Racial justice: From coast to coast across America, in large cities and small towns, citizens poured into the streets to demand justice and an end to systemic racism following the death of George Floyd at the hands of Minneapolis police officers. They were joined around the world by a uniform explosion of grief, anger, and solidarity.
Not since the civil rights movement of the 1950s and ’60s has America been confronted so nakedly by the chasm between its professed ideals and the lived reality of its non-white citizens.

Now Joe Biden must pick up where Lyndon B Johnson left off. He carries the extra burden of having embraced Bill Clinton’s 1994 Violent Crime Act, which introduced protections for women against violence and banned assault weapons, but also came to be seen as a major factor in the disproportionate and excessive incarceration of black men.
Democracy: No one expected an insurrection at the US Capitol, but here we are. A full reckoning of that fascist attack will take time. However the basic outlines are clear.

In the immediate moment, the assault was fomented and instigated by a failed president and his allies, blinded by rage at having lost the election last November. Both before and after that ballot, Trump spewed lies nonstop that the election was rigged, the result was fraudulent, and that officials should reject the will of the voters.

That tens of millions of his voters swallowed this bile speaks to the damage that plagues American democracy.
Several critical failures leap out. First is a media landscape that enabled propaganda to masquerade as news, effectively weaponising a digital ecosystem to parrot and promote the administration’s message.
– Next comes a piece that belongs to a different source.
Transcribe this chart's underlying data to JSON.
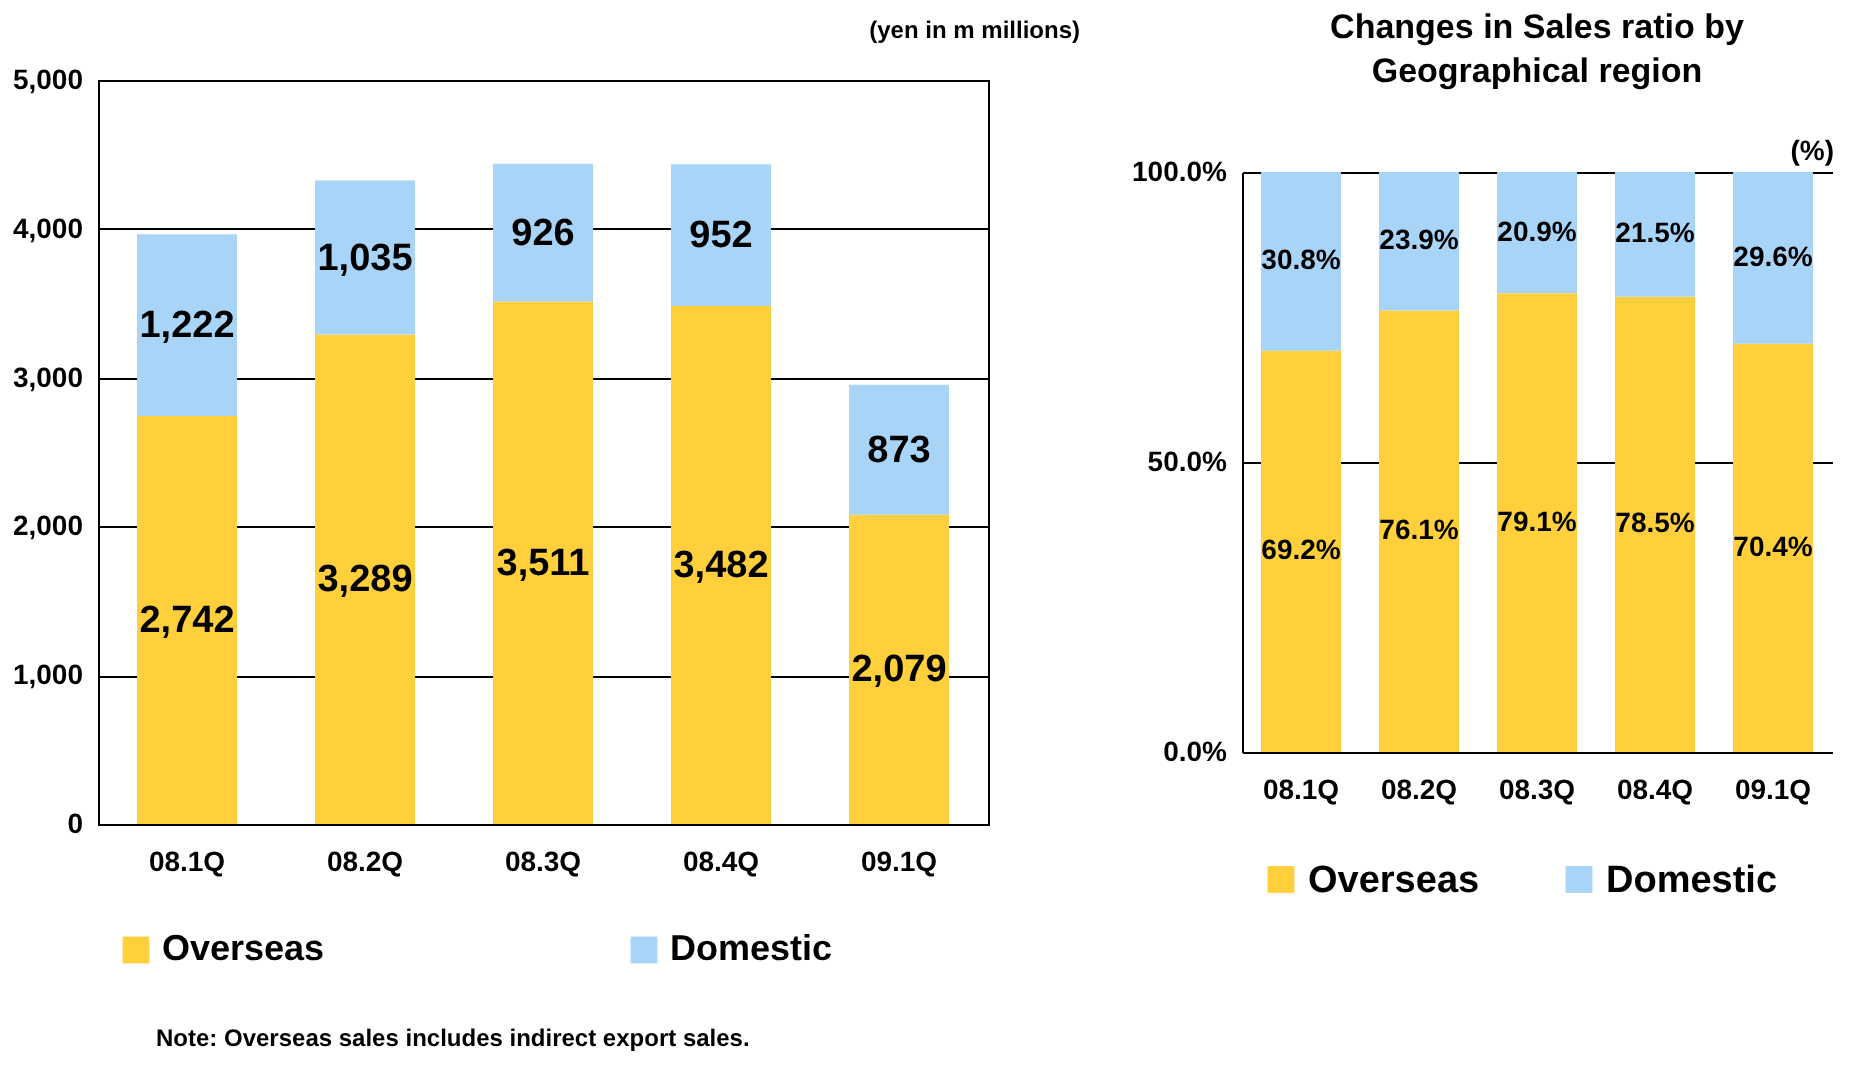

Second is the deliberate, ongoing effort by one party to stack the deck in its favour by erecting barriers and suppressing votes from those unlikely to support it. The creativity of these restrictions is matched only by the fervour of their enforcement.

Third is the deluge of dollars that have inundated America’s elections from president to school board. This torrent was compounded by a Supreme Court ruling in 2010, Citizens United v Federal Election Commission, which opened the floodgates to unlimited spending by undisclosed donors.

Fourth is the rise of far-right extremism, which has been festering long before Trump channelled its violence. From the Ku Klux Klan’s terror, to sieges and bombings and shootings too numerous to list, the heritage of hatred runs deep.